The de-rating has started to have some positive side-effects: a much reduced sensitivity to global risk-off periods. Mexican assets held up relatively well during the recent global correction, which is another indication that a lot of pessimism could already be priced in.


Attractive valuations are reassuring and the low sensitivity to the recent market sell-off is also an attractive characteristic. However, what kept Mexico on our watch list was that Erik’s conviction in the medium-term macroeconomic outlook never wavered and that the three headwinds that had hit Mexican asset prices looked temporary rather than structural: NAFTA negotiations, populist candidate Obrador's leading in election polls and cyclical weakness of the economy.


"When the risk on three temporary headwinds started to fade, the value trap started turning into a potential catch-up trade"

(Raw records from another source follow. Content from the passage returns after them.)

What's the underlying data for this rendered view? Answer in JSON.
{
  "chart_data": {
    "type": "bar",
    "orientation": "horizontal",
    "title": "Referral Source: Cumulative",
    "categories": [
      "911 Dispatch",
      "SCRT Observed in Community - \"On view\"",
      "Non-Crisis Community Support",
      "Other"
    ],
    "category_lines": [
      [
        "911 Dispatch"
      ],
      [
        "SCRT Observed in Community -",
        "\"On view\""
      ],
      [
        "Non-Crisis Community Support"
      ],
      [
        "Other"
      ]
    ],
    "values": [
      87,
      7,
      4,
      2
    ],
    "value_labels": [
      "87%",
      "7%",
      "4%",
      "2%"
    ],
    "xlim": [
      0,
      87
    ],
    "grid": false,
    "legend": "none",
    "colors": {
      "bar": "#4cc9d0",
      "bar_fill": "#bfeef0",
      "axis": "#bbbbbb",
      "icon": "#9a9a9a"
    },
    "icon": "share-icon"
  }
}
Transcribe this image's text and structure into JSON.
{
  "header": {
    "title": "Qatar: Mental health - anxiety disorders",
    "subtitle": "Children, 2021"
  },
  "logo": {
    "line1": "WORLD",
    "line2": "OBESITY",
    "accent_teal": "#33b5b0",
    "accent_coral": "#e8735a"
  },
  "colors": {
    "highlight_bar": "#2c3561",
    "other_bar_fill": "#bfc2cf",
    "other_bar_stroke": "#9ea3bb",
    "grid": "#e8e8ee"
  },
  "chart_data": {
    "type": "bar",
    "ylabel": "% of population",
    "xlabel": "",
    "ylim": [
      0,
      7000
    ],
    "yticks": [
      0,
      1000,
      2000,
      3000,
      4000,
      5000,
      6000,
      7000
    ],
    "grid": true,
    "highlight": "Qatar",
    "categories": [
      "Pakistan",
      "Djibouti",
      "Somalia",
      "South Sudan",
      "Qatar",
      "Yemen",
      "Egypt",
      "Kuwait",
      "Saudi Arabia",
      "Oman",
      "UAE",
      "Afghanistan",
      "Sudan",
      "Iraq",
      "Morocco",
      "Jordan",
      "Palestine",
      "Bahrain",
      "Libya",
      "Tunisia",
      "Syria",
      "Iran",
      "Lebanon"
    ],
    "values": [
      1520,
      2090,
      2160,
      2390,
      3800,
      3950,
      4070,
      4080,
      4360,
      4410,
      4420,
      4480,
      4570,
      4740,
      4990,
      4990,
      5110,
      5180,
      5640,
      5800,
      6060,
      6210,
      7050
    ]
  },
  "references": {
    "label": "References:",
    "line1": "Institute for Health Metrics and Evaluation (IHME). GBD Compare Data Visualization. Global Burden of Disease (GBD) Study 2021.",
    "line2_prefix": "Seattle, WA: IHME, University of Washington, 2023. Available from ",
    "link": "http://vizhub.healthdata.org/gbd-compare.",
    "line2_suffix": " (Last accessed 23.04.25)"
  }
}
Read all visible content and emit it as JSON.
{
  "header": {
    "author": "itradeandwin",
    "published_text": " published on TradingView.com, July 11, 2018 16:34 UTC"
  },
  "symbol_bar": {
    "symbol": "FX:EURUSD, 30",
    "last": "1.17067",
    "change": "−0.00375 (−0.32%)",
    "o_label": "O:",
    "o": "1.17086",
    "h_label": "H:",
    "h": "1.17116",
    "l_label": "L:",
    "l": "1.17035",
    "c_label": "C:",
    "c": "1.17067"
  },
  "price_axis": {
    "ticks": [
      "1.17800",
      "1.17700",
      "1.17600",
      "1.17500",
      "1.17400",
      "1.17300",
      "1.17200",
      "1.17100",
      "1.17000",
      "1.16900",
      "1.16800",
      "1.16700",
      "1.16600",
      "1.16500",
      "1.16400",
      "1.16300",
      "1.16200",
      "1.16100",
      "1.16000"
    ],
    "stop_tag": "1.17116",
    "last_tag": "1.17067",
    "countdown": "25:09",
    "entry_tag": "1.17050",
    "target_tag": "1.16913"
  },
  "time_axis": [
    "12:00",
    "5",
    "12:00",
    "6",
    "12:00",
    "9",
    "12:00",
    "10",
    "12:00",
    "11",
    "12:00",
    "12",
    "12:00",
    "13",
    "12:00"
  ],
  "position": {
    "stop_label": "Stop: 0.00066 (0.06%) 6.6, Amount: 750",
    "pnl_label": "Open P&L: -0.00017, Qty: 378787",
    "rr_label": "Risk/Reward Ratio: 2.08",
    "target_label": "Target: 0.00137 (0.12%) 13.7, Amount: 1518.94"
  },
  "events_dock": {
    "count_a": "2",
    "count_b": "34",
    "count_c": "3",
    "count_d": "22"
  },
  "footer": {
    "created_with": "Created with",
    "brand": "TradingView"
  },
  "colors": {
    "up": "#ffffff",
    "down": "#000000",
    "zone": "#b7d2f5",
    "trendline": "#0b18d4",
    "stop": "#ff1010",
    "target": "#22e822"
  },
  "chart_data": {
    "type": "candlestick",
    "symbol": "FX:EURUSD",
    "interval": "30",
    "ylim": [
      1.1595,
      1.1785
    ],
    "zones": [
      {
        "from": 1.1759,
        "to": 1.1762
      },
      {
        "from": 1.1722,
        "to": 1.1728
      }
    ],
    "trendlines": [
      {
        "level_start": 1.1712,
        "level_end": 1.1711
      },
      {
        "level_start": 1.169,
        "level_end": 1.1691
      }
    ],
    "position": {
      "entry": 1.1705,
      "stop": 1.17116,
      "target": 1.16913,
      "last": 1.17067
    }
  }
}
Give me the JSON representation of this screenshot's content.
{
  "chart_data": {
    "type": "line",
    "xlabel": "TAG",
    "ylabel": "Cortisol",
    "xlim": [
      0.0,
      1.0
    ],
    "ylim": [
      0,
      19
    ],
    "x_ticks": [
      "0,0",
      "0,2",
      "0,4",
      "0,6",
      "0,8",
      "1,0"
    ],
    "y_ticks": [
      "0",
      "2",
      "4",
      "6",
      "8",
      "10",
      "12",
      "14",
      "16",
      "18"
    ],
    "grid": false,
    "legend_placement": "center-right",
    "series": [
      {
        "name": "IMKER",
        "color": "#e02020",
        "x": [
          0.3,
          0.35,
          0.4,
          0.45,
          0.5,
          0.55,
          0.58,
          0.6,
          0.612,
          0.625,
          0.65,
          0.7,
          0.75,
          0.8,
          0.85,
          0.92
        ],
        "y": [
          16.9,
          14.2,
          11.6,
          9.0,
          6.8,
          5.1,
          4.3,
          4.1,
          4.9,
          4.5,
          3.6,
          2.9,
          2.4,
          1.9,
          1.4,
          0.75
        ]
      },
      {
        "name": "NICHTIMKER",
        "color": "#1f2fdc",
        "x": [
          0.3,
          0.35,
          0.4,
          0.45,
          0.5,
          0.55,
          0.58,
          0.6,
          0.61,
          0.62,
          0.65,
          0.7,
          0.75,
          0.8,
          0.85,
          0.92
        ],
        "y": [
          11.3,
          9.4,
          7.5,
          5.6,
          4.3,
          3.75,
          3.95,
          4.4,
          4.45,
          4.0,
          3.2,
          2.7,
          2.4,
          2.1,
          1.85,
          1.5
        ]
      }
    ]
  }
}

So when the risk on all three temporary headwinds started to fade, as Erik discussed in his blog, the value trap started turning into a potential catch-up trade. We accept that short-term risk on all three fronts remains, so view our current position as a first step in building Mexican exposure across asset classes.


I thought long and hard about something to match the Tequila Sunrise theme of Erik’s blog, but my favourite Mexican drink, Horchata, offers slightly less excitement apart from a Vampire Weekend song named after it. The conclusion is the same as in Erik’s blog, though: Look again at Mexico – there's more to it than great cocktails! Bottoms up!